Corsairs did operate from escort carriers and when they did they had the same problem as Seafires, namely wrinkling of airframes from the stress of low carrier speed landings:

During the following four days of carrier refresher
landings, 46 pilots were qualified with a total of 260 landings.,
Considerable trouble was experienced with wrinkling of fuselage
and stub wings of the FG-1D aircreft. While it is believed that
several landings were hard due to the planes being brought in
somewhat high and to the pitching of the vessel, no abnormally hard
landings were observed, and a basic design weakness is indicated.
Complete R.U.D.M.'s on this condition have been prepared with the
assistance of manufacturers' representatives and Naval technical
Officers who were aboard as observers.
USS Vella Gulf War Diary May 1945
​But by 1945 the US was cranking out F4U and variants by the hundreds every month and writing off aircraft was just accepted as par for the course.

Reactions: Like Like:
2 | Like List reactions


----------



## XBe02Drvr (Sep 17, 2017)

RCAFson said:


> Corsairs did operate from escort carriers and when they did they had the same problem as Seafires, namely wrinkling of airframes from the stress of low carrier speed landings:


I stand corrected, and thanks for the info. And who do we have to thank for this foolishness? Wouldn't you know; Marines! Go for broke, and to hell with the casualties.
Cheers,
Wes


----------



## pbehn (Sep 17, 2017)

Which plane was easier to control at stall speeds?


----------



## parsifal (Sep 17, 2017)

Here is a list I found on corsair accidents in USN service

F4U Corsair USN Accident Reports

There are a lot of accidents from aircraft based on USN CVEs. American CVEs could have up to 6 F4Us attached, which is a small percentage of the numbers afloat, but just glancing at the list there seem to be an awful lot based on CVEs and aircraft transports (which is what the majority of CVEs were used for).

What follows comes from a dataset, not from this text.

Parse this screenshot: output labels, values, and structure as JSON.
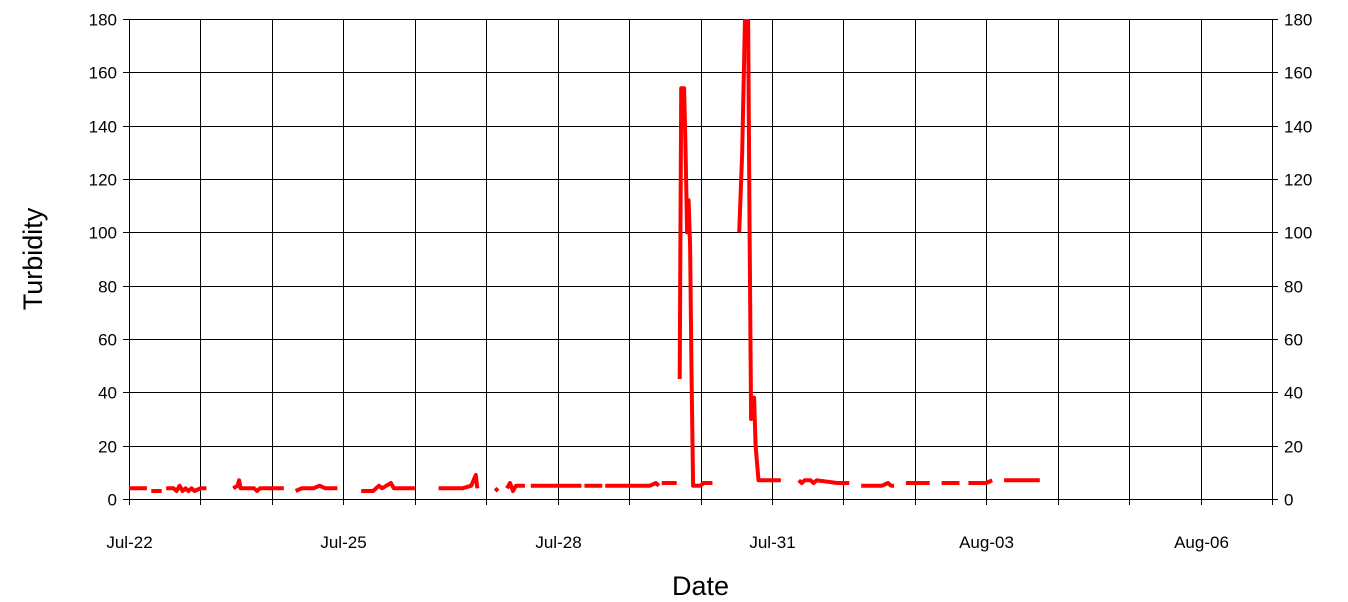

Reactions: Informative Informative:
1 | Like List reactions


----------



## XBe02Drvr (Sep 17, 2017)

pbehn said:


> Which plane was easier to control at stall speeds?


It surely wasn't the Corsair!
Cheers,
Wes

Reactions: Agree Agree:
1 | Like List reactions


----------



## Razgriz1 (Oct 29, 2017)

Got two reports to show you all. One on the Corsair, other on the Spitfire. 

(http://www.wwiiaircraftperformance.org/f4u/f4u-1-detail-specification.pdf)

When this report said high speed, did it mean indicated airspeed or true airspeed? 

(Spitfire Mk VB W.3134 Report)

What power setting did the mkv spitfire use to achieve a climb of 3250ft/min (normal, military etc...)?

Also, what the main difference between Military & WEP?


----------



## wuzak (Oct 29, 2017)

Razgriz1 said:


> Got two reports to show you all. One on the Corsair, other on the Spitfire.
> 
> (http://www.wwiiaircraftperformance.org/f4u/f4u-1-detail-specification.pdf)
> 
> When this report said high speed, did it mean indicated airspeed or true airspeed?



True Air Speed




Razgriz1 said:


> (Spitfire Mk VB W.3134 Report)
> 
> What power setting did the mkv spitfire use to achieve a climb of 3250ft/min (normal, military etc...)?



+9psi boost. 

At that time that was the 1/2 hour emergency rating. There was also a 3 minute emergency (and take-off) rating of +12psi boost.




Razgriz1 said:


> Also, what the main difference between Military & WEP?



Boost.

The boost was controlled by the throttle, either manually or automatically. 

A supercharger designed to operate at a certain altitude could provide more boost than the engine could cope with. To compensate for this, the throttle was closed to the point where the desired boost level is obtained. Then, as altitude increased the throttle was opened to maintain the boost pressure. The altitude where the throttle is fully open is termed the critical altitude or full throttle altitude (FTH). Above this altitude the boost, and power, fell off.

With WEP the throttle was opened more, and the critical/full throttle altitude was lower for WEP than military.

Reactions: Informative Informative:
1 | Like List reactions


----------



## Shortround6 (Oct 29, 2017)

Razgriz1 said:


> What power setting did the mkv spitfire use to achieve a climb of 3250ft/min (normal, military etc...)?
> 
> Also, what the main difference between Military & WEP?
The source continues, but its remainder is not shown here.